The Prime Minister's meeting with a small group of five editors, on Wednesday has received a mixed reaction not because of what he is reported to have said to them, but because he held the meeting at all. For one thing, he is seen as having succumbed to pressure from the media and his party to ‘talk'; and, for another, he is seen as having been on the defensive and said nothing particularly noteworthy.

On a balanced view, taken after a detailed reading of the reporting on the meeting, the Prime Minister would be well-advised to discontinue this strange experiment in communication which does little to preserve the dignity of the office. Instead, he should perhaps ask his media advisor to do his job better.
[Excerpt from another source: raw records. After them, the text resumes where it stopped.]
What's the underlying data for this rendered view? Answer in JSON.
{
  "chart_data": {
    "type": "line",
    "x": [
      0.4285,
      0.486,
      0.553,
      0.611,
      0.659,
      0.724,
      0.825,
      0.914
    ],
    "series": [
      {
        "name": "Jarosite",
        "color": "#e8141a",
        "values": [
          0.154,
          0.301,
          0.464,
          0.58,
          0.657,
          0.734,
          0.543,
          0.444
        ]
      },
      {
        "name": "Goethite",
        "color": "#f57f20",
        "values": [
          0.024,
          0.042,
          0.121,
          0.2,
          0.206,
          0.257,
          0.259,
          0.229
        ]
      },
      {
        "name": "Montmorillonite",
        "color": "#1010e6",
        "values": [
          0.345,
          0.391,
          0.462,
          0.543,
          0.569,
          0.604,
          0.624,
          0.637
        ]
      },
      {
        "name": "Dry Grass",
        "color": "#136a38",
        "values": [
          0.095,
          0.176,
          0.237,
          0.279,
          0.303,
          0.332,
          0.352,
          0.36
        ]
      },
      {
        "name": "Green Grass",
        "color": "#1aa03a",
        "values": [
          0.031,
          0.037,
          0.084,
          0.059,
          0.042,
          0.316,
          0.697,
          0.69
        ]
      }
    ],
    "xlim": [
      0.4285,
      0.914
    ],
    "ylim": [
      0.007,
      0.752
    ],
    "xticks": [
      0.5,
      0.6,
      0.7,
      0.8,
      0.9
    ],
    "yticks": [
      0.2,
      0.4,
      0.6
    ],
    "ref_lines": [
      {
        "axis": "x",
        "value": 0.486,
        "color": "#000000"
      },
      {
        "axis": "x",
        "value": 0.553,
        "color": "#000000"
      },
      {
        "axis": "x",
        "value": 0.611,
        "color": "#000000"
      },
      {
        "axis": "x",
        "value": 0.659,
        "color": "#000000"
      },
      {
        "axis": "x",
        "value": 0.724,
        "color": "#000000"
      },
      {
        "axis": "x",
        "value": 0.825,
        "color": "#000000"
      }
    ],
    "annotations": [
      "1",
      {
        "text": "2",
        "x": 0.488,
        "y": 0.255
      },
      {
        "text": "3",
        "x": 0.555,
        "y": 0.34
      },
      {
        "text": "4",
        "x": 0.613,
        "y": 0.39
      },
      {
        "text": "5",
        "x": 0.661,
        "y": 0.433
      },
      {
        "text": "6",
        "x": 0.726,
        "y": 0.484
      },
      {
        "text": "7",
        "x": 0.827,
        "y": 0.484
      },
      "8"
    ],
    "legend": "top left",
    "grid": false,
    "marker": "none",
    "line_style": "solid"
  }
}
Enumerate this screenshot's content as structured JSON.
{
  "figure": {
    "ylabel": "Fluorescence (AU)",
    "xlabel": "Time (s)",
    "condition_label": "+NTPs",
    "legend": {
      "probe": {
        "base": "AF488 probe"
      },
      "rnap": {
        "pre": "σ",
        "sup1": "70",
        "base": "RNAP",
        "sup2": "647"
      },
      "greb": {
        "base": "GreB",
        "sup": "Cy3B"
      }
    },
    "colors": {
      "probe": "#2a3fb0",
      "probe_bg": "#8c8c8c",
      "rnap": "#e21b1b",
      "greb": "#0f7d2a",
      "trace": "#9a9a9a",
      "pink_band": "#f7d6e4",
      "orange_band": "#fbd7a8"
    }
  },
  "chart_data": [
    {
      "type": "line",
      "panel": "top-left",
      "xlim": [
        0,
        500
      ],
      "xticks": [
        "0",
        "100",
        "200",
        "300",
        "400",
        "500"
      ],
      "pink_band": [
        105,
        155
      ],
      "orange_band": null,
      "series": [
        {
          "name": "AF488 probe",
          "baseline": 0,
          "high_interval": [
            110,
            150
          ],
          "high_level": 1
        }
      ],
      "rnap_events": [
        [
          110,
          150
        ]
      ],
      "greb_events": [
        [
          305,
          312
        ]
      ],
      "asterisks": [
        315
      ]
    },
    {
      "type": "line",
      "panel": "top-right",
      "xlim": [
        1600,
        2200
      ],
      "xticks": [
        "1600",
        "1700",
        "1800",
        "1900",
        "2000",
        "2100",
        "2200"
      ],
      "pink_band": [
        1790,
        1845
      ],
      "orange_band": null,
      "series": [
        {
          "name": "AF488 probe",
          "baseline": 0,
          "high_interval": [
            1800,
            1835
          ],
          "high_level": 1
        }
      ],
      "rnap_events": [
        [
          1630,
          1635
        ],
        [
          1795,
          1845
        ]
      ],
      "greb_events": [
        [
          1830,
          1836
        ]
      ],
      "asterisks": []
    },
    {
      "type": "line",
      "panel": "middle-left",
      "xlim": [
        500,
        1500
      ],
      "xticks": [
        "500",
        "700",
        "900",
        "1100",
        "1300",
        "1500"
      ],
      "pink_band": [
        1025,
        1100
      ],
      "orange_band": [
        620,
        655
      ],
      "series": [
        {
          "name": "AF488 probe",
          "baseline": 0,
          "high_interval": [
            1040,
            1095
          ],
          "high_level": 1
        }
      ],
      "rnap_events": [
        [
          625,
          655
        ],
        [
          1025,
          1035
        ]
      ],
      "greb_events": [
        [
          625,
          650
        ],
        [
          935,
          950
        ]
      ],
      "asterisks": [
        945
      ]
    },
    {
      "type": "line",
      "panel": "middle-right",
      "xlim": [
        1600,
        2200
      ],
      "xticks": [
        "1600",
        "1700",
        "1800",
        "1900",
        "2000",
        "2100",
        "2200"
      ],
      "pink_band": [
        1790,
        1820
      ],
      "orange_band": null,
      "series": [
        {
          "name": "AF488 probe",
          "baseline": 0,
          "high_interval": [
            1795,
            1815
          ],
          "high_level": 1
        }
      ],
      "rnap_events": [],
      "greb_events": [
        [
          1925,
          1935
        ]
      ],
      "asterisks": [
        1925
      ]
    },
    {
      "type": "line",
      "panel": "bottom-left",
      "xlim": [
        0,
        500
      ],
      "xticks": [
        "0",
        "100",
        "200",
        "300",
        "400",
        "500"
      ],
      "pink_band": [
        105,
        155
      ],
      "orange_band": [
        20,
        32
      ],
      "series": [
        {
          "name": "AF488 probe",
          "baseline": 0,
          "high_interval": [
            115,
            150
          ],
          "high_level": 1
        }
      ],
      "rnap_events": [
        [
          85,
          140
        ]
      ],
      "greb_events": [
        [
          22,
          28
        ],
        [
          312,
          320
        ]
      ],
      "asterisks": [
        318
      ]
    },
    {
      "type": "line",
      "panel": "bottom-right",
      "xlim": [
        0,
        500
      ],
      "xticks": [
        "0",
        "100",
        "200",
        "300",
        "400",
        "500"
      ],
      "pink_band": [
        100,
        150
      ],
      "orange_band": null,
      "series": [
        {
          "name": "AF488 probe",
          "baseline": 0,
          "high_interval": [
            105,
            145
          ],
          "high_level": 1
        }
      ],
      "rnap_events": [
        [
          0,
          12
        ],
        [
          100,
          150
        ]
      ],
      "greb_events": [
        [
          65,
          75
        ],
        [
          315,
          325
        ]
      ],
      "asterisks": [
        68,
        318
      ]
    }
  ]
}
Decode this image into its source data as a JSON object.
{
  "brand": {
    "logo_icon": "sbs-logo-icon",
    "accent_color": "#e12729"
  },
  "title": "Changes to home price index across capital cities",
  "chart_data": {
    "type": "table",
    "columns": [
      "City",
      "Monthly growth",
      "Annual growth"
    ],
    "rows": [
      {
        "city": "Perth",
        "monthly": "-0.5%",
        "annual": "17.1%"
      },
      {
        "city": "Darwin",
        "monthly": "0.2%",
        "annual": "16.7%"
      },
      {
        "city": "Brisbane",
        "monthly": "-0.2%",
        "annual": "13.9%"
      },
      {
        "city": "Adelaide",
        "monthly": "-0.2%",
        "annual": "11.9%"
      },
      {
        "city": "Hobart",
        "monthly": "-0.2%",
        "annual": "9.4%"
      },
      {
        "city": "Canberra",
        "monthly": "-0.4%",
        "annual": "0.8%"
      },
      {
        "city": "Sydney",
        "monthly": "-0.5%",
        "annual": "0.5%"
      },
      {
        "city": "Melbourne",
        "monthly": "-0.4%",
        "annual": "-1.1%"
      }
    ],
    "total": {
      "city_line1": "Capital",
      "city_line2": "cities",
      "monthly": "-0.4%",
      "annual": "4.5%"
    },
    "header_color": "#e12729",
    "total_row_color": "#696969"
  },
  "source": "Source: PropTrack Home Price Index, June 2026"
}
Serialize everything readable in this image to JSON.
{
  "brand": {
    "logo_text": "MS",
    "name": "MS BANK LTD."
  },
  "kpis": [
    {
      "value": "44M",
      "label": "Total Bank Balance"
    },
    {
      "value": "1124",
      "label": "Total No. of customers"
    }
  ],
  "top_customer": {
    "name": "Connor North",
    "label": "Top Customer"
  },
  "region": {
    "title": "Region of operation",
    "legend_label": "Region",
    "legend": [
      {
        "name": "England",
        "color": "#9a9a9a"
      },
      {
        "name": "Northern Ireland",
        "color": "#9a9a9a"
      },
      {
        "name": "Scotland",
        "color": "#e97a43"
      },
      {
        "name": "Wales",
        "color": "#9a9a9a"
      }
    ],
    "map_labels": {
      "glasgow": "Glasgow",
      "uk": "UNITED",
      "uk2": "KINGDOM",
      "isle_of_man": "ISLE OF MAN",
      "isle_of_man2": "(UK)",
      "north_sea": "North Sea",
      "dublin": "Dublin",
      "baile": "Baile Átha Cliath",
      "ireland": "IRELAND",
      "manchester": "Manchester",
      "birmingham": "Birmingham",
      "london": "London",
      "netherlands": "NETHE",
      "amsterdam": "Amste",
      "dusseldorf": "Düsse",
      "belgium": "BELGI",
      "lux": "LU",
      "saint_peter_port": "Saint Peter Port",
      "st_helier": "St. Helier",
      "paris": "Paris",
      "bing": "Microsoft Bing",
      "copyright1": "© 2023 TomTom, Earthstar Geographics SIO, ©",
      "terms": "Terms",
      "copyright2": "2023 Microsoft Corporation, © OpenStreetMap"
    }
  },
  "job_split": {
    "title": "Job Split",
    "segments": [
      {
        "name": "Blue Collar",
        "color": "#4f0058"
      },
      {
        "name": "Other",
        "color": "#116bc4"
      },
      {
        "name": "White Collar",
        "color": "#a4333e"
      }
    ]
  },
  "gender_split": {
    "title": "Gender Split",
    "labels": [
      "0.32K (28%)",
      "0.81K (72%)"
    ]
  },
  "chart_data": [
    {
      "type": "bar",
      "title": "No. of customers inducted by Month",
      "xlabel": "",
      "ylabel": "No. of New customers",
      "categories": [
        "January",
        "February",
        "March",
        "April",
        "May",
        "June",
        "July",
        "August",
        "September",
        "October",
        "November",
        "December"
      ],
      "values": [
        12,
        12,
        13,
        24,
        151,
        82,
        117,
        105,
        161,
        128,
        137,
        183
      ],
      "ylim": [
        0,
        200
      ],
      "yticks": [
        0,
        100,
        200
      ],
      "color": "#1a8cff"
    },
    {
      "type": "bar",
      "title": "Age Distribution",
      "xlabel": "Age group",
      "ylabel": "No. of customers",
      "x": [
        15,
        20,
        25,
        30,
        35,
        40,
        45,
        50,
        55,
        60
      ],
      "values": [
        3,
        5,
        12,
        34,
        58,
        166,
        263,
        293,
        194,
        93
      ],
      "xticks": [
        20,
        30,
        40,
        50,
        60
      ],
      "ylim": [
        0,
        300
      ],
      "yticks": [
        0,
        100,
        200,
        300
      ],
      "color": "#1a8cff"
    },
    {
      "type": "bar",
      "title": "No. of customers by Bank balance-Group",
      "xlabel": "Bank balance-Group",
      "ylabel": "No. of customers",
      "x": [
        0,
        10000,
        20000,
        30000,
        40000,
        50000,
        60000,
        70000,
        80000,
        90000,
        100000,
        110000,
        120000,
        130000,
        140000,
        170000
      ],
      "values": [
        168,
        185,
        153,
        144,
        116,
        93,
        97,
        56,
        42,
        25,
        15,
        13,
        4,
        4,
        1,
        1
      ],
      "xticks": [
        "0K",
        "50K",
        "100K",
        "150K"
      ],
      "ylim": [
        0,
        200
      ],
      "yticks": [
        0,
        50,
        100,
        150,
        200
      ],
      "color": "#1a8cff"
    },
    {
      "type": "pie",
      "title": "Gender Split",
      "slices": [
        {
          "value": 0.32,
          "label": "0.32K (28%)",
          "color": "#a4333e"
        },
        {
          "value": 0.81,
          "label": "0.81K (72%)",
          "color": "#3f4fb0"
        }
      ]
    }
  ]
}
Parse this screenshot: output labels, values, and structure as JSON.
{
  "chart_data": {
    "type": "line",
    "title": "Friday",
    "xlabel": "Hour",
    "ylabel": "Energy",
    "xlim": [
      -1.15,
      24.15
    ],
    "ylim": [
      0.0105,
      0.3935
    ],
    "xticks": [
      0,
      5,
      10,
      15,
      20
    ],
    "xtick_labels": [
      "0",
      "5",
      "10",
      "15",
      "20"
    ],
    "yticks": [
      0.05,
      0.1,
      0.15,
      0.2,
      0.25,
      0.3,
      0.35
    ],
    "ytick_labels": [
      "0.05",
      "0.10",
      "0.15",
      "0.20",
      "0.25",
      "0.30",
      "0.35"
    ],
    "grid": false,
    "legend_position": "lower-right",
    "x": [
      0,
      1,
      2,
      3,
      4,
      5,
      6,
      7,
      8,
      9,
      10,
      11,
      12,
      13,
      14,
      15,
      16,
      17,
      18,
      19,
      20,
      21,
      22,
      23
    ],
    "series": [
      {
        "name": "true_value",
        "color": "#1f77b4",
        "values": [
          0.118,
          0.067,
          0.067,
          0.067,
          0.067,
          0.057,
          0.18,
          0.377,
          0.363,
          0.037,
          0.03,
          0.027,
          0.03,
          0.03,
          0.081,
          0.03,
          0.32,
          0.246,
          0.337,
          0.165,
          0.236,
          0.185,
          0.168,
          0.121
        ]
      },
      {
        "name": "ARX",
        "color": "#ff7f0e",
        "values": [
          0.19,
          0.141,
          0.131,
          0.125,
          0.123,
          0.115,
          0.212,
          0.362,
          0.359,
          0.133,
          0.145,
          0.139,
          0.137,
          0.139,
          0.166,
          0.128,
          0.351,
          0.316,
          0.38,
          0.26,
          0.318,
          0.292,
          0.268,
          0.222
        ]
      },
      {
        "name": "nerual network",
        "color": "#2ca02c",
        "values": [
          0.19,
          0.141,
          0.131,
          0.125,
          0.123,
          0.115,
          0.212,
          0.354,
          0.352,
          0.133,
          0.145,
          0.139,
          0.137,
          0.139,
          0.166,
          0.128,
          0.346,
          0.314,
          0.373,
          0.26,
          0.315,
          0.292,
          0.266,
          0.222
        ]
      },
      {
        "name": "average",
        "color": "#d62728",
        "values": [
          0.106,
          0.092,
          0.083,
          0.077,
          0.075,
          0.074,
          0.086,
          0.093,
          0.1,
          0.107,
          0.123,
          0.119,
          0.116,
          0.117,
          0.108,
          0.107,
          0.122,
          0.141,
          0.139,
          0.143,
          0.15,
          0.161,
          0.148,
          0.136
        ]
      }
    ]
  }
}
Had that been happening, the Prime Minister would not have been pushed into this quixotic move because, after all, the criticism that the Prime Minister doesn't talk was not meant to be taken literally; it was only meant to point out that his views were not getting communicated effectively. Indeed, it was partly to tackle this problem that Ministers have been briefing the media regularly. But the inability of the PMO to interact with the press on a pro-active basis had created the impression that the PM was in hiding. To show that he was not, the meeting was given unnecessary publicity, thus annoying the electronic media which assumes a pre-emptive right on such meetings. Far better results will be achieved if the Prime Minister reverts to the usual practice, not just in India but globally, of informal, seemingly impromptu meetings with the media. These can take place at short notice, anywhere. The essence of good communication is quiet discretion, especially of the kind practised by no less a personage than the Congress president herself. Left to himself, Dr Singh is also quite an expert in that mode; he merely needs to be serviced better by his office.

That said, the Prime Minister is probably right when he says that things are not as bad as made out by the media. But at least to the extent that this is mainly because of the 24x7 news channels — which like the mythical Kabanda from the Ramayana have an insatiable appetite for bad news and which need to sensationalise even the smallest things to get viewership; it is something he will have to live with, just as his counterparts in other countries do. The trick they have learned is to manage the electronic media, not ignore it. The PMO has let the Prime Minister down in this regard and is expecting him to pull the chestnuts out the fire. Finally, it is not the editors who write the news; it is the reporters. It is with them that the PMO needs to build bridges, not with editors alone.